US Soccer brought peace by settling with the women’s team, coming up with a unique revenue-sharing agreement between the federation and the men’s and women’s national teams, cleverly ensuring that each team would benefit from the success of the other where it apparently matters most – the wallet.
But these settlements added to the perception among US Soccer’s grassroots organizers that the federation only cared about the senior national teams. Voters nearly returned ousted president Carlos Cordeiro to office despite sponsor and player objections. Cindy Cone, herself a retired women’s player now in the Hall of Fame, retained the seat by a narrow margin.
Rapinoe is the personification of these disputes. To some, her protests are about satisfying her ego more than supporting any particular cause. To others, she is a powerful icon of gay pride and defiant activism.
When those opinions are weighed, the latter argument wins – Rapinoe’s off the field achievements are remarkable and she has helped change her sport and wider society. But Rapinoe’s cult of personality is so strong that she has claimed prizes for on-field play ahead of more deserving teammates such as Lavelle, Morgan, Crystal Dunn, Julie Ertz or Becky Sauerbrunn.

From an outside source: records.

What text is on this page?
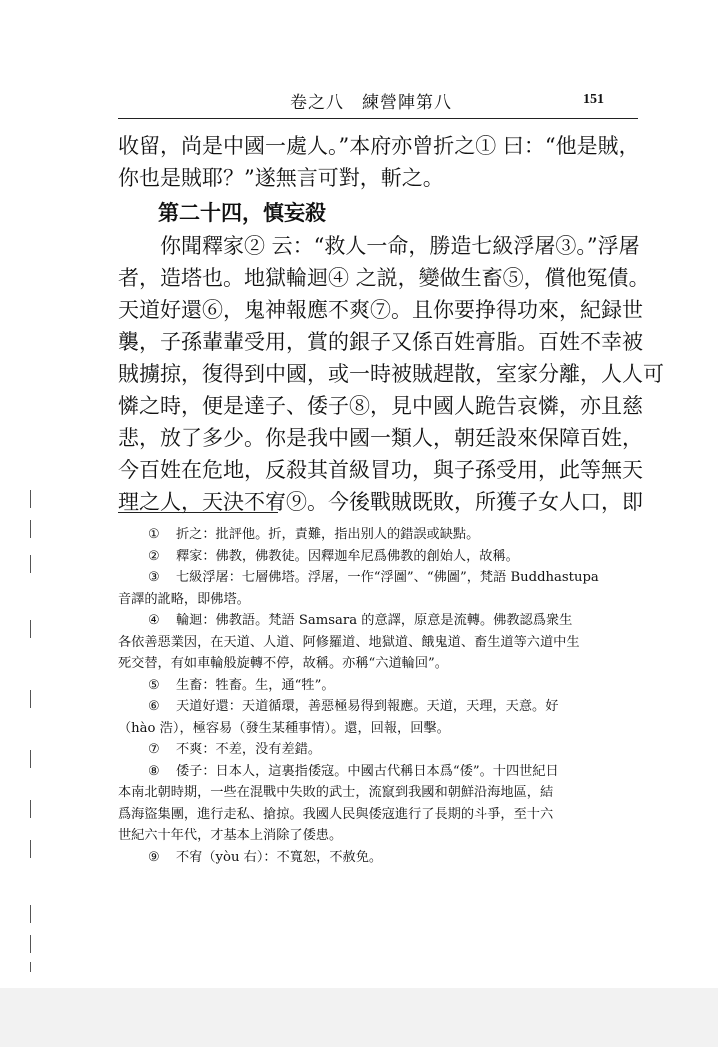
卷之八　練營陣第八	151

收留，尚是中國一處人。”本府亦曾折之① 曰：“他是賊，

你也是賊耶？”遂無言可對，斬之。

第二十四，慎妄殺

你聞釋家② 云：“救人一命，勝造七級浮屠③。”浮屠

者，造塔也。地獄輪迴④ 之説，變做生畜⑤，償他冤債。

天道好還⑥，鬼神報應不爽⑦。且你要挣得功來，紀録世

襲，子孫輩輩受用，賞的銀子又係百姓膏脂。百姓不幸被

賊擄掠，復得到中國，或一時被賊趕散，室家分離，人人可

憐之時，便是達子、倭子⑧，見中國人跪告哀憐，亦且慈

悲，放了多少。你是我中國一類人，朝廷設來保障百姓，

今百姓在危地，反殺其首級冒功，與子孫受用，此等無天

理之人，天決不宥⑨。今後戰賊既敗，所獲子女人口，即

① 折之：批評他。折，責難，指出别人的錯誤或缺點。

② 釋家：佛教，佛教徒。因釋迦牟尼爲佛教的創始人，故稱。

③ 七級浮屠：七層佛塔。浮屠，一作“浮圖”、“佛圖”，梵語 Buddhastupa

音譯的訛略，即佛塔。

④ 輪迴：佛教語。梵語 Samsara 的意譯，原意是流轉。佛教認爲衆生

各依善惡業因，在天道、人道、阿修羅道、地獄道、餓鬼道、畜生道等六道中生

死交替，有如車輪般旋轉不停，故稱。亦稱“六道輪回”。

⑤ 生畜：牲畜。生，通“牲”。

⑥ 天道好還：天道循環，善惡極易得到報應。天道，天理，天意。好

（hào 浩），極容易（發生某種事情）。還，回報，回擊。

⑦ 不爽：不差，没有差錯。

⑧ 倭子：日本人，這裏指倭寇。中國古代稱日本爲“倭”。十四世紀日

本南北朝時期，一些在混戰中失敗的武士，流竄到我國和朝鮮沿海地區，結

爲海盜集團，進行走私、搶掠。我國人民與倭寇進行了長期的斗爭，至十六

世紀六十年代，才基本上消除了倭患。

⑨ 不宥（yòu 右）：不寬恕，不赦免。
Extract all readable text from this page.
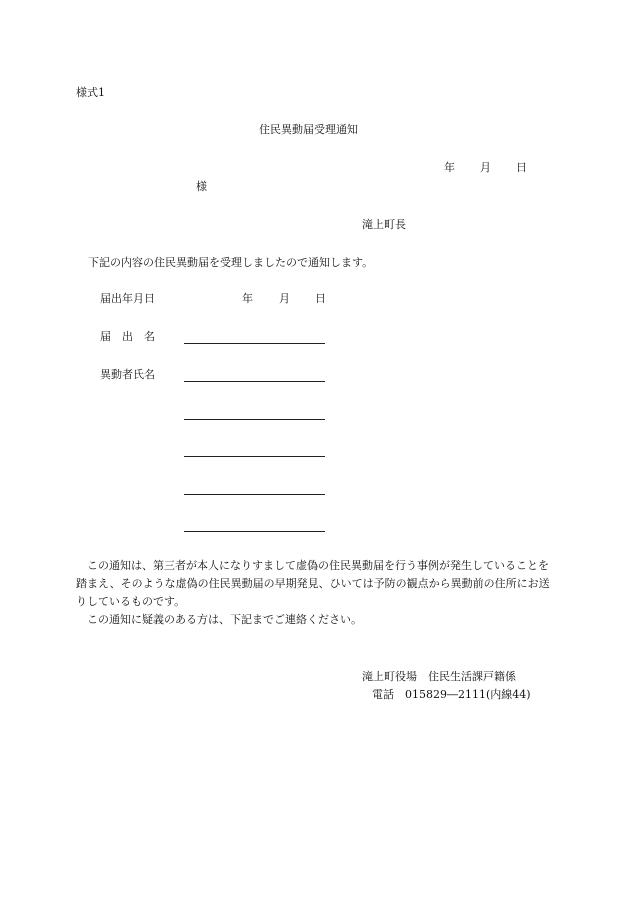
様式1
住民異動届受理通知
年 月 日
様
滝上町長
下記の内容の住民異動届を受理しましたので通知します。
届出年月日	年 月 日
届　出　名
異動者氏名

この通知は、第三者が本人になりすまして虚偽の住民異動届を行う事例が発生していることを踏まえ、そのような虚偽の住民異動届の早期発見、ひいては予防の観点から異動前の住所にお送りしているものです。

この通知に疑義のある方は、下記までご連絡ください。

滝上町役場　住民生活課戸籍係
電話　015829―2111(内線44)
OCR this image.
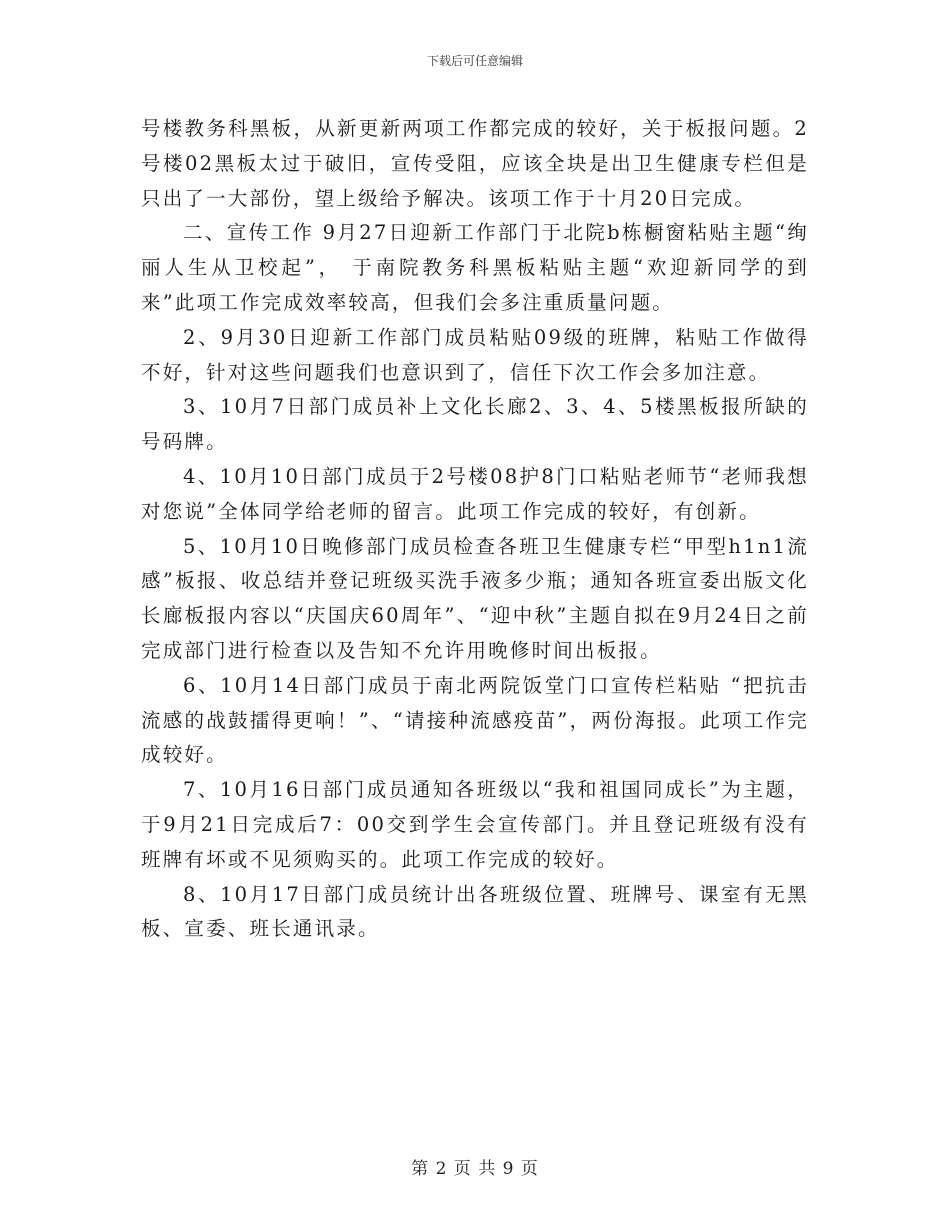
下载后可任意编辑

号楼教务科黑板，从新更新两项工作都完成的较好，关于板报问题。2号楼02黑板太过于破旧，宣传受阻，应该全块是出卫生健康专栏但是只出了一大部份，望上级给予解决。该项工作于十月20日完成。

二、宣传工作 9月27日迎新工作部门于北院b栋橱窗粘贴主题“绚丽人生从卫校起”， 于南院教务科黑板粘贴主题“欢迎新同学的到来”此项工作完成效率较高，但我们会多注重质量问题。

2、9月30日迎新工作部门成员粘贴09级的班牌，粘贴工作做得不好，针对这些问题我们也意识到了，信任下次工作会多加注意。

3、10月7日部门成员补上文化长廊2、3、4、5楼黑板报所缺的号码牌。

4、10月10日部门成员于2号楼08护8门口粘贴老师节“老师我想对您说”全体同学给老师的留言。此项工作完成的较好，有创新。

5、10月10日晚修部门成员检查各班卫生健康专栏“甲型h1n1流感”板报、收总结并登记班级买洗手液多少瓶；通知各班宣委出版文化长廊板报内容以“庆国庆60周年”、“迎中秋”主题自拟在9月24日之前完成部门进行检查以及告知不允许用晚修时间出板报。

6、10月14日部门成员于南北两院饭堂门口宣传栏粘贴 “把抗击流感的战鼓擂得更响！”、“请接种流感疫苗”，两份海报。此项工作完成较好。

7、10月16日部门成员通知各班级以“我和祖国同成长”为主题，于9月21日完成后7：00交到学生会宣传部门。并且登记班级有没有班牌有坏或不见须购买的。此项工作完成的较好。

8、10月17日部门成员统计出各班级位置、班牌号、课室有无黑板、宣委、班长通讯录。

第 2 页 共 9 页
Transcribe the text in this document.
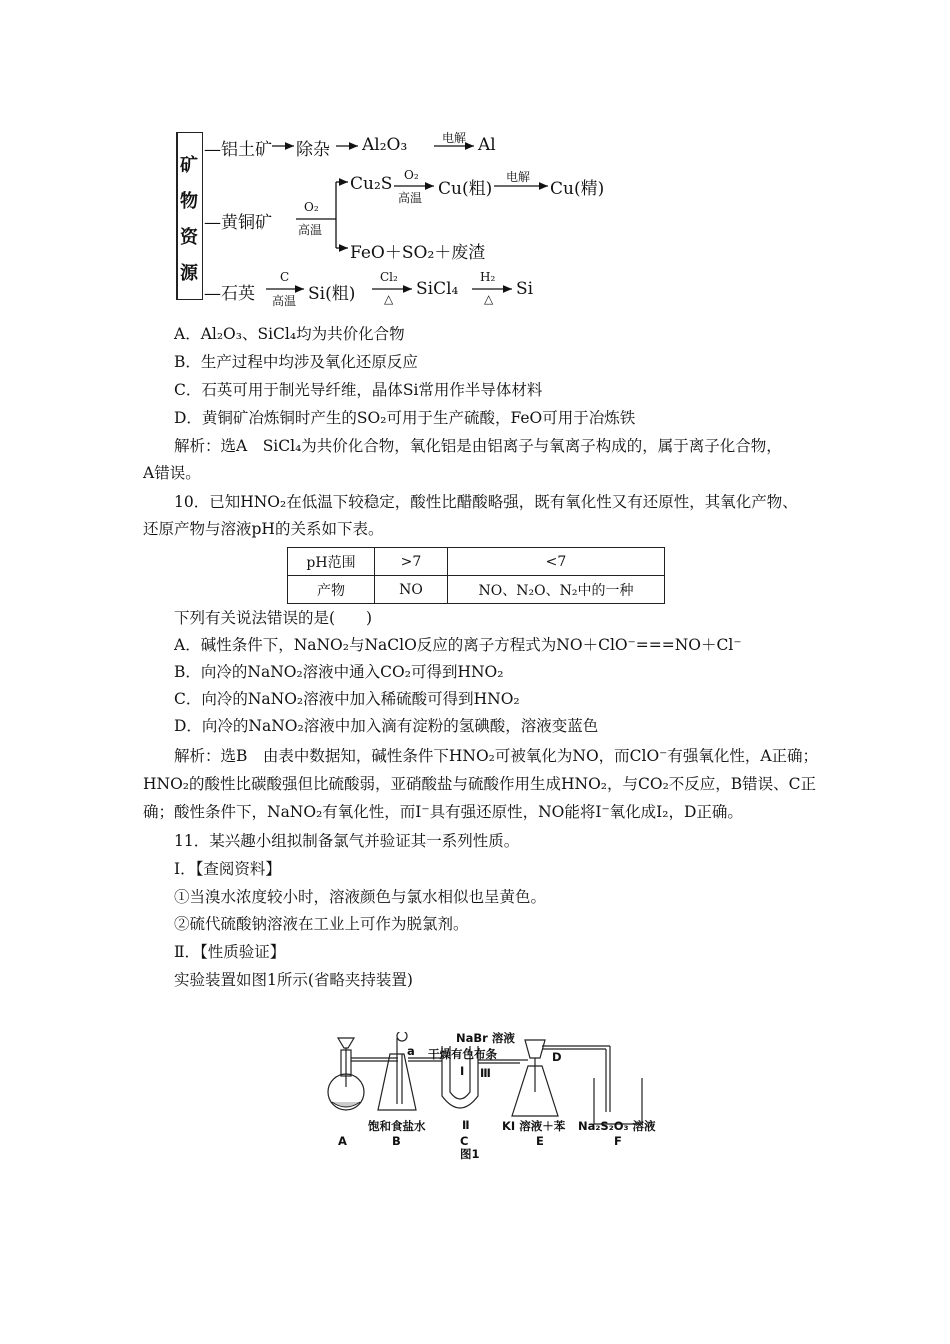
矿
物
资
源
—铝土矿 除杂 Al₂O₃	电解 Al
—黄铜矿
O₂
高温
Cu₂S O₂
高温 Cu(粗)
电解
Cu(精)
FeO＋SO₂＋废渣
—石英
C
高温 Si(粗)
Cl₂
△ SiCl₄
H₂
△ Si
A．Al₂O₃、SiCl₄均为共价化合物
B．生产过程中均涉及氧化还原反应
C．石英可用于制光导纤维，晶体Si常用作半导体材料
D．黄铜矿冶炼铜时产生的SO₂可用于生产硫酸，FeO可用于冶炼铁
解析：选A　SiCl₄为共价化合物，氧化铝是由铝离子与氧离子构成的，属于离子化合物，
A错误。
10．已知HNO₂在低温下较稳定，酸性比醋酸略强，既有氧化性又有还原性，其氧化产物、
还原产物与溶液pH的关系如下表。
pH范围	>7	<7
产物	NO	NO、N₂O、N₂中的一种
下列有关说法错误的是(　　)
A．碱性条件下，NaNO₂与NaClO反应的离子方程式为NO＋ClO⁻===NO＋Cl⁻
B．向冷的NaNO₂溶液中通入CO₂可得到HNO₂
C．向冷的NaNO₂溶液中加入稀硫酸可得到HNO₂
D．向冷的NaNO₂溶液中加入滴有淀粉的氢碘酸，溶液变蓝色
解析：选B　由表中数据知，碱性条件下HNO₂可被氧化为NO，而ClO⁻有强氧化性，A正确；
HNO₂的酸性比碳酸强但比硫酸弱，亚硝酸盐与硫酸作用生成HNO₂，与CO₂不反应，B错误、C正
确；酸性条件下，NaNO₂有氧化性，而I⁻具有强还原性，NO能将I⁻氧化成I₂，D正确。
11．某兴趣小组拟制备氯气并验证其一系列性质。
Ⅰ．【查阅资料】
①当溴水浓度较小时，溶液颜色与氯水相似也呈黄色。
②硫代硫酸钠溶液在工业上可作为脱氯剂。
Ⅱ．【性质验证】
实验装置如图1所示(省略夹持装置)
a
NaBr 溶液
干燥有色布条
Ⅰ
Ⅱ
Ⅲ
D
饱和食盐水	KI 溶液＋苯 Na₂S₂O₃ 溶液
A	B	C	E	F
图1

And so Rapinoe shows the influence of this team – and influence female athletes have been fighting for for years. Lightning rods draw lightning, and while that’s surely difficult at times, she and her teammates are sure to get attention and build an intimidating mystique as the World Cup approaches.
The US women’s team have made a few enemies, not just knuckle-dragging men on social media but also the rank and file of US Soccer. They’ve made many more fans. They’ve also made many more people interested in their fates.
And they know that, whether people are watching to see them succeed or fail, people will be watching.